LA Free the Vote’s effort to engage voters impacted by the criminal justice system also comes in an election with many opportunities for voters to shape the state’s and county’s justice systems.

“People who have lived the criminal justice system have a unique and visceral understanding of what a difference these offices and ballot initiatives could make in people’s lives,” said Susan Burton, founder and president of the reentry-focused community non-profit A New Way of Life and herself a justice system-impacted individual. “That’s why our voices as voters are so essential this election, from the presidential election at the top of the ballot all the way down to the local level at the bottom, where you vote on the officials and decisions that will make the greatest impact on your day-to-day life.”

Additional people with justice system experience lent their voices to LA Free the Vote to testify about the important role that being a voter plays in their lives.

“To me, voting is an expression of rights as a person and of my power as an equal member of society to make change in the world around me,” said Tim Kornegay, Justice Transformation Organizer for the community non-profit LA Voice. “With the LA Free the Vote initiative, the county is saying it recognizes the voice of the historically unheard. The initiative encourages us to be informed and vote in order to shape the programs and policies that impact our community.”
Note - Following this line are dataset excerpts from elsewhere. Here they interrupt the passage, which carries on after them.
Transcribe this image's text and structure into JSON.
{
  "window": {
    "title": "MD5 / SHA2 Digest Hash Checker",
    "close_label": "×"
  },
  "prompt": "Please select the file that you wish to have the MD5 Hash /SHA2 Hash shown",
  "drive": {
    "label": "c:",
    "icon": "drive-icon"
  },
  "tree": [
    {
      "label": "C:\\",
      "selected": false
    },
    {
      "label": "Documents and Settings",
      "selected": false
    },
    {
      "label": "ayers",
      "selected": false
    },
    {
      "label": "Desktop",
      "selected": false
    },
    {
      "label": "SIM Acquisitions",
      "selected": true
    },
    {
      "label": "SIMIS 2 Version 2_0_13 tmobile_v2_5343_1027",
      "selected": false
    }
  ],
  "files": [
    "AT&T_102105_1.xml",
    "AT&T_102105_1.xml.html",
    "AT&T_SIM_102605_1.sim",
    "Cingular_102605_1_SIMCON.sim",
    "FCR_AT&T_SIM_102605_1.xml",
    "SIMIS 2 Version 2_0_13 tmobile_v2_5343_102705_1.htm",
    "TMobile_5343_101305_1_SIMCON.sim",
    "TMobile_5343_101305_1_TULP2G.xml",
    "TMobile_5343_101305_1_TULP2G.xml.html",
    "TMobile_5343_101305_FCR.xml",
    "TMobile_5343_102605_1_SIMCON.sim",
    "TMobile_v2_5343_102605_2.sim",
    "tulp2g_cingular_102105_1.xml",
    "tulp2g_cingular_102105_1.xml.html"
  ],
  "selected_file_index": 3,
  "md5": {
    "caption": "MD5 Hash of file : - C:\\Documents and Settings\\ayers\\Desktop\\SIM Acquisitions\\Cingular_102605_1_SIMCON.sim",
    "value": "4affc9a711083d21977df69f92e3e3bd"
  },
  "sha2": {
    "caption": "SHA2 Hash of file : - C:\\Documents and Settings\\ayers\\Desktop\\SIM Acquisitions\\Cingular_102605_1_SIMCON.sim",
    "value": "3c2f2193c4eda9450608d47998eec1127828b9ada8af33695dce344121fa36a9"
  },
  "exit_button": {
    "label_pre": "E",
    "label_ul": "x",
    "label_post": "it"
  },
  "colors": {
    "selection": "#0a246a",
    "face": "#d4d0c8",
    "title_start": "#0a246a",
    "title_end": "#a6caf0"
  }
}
Above all, the members of the LA Free the Vote coalition hope that this year’s election will be the start of a life-long voting habit for individuals impacted by the criminal justice system.

“The more we vote, the more our elected officials will hear and respect the power of our voice and our advocacy,” said JJ Lamas, Supportive Services Specialist at the Center for Employment Opportunities. “So, to my justice-involved siblings, I say—tell your friends, tell your family, tell your community, and be an example yourself. The time to register and vote is now!”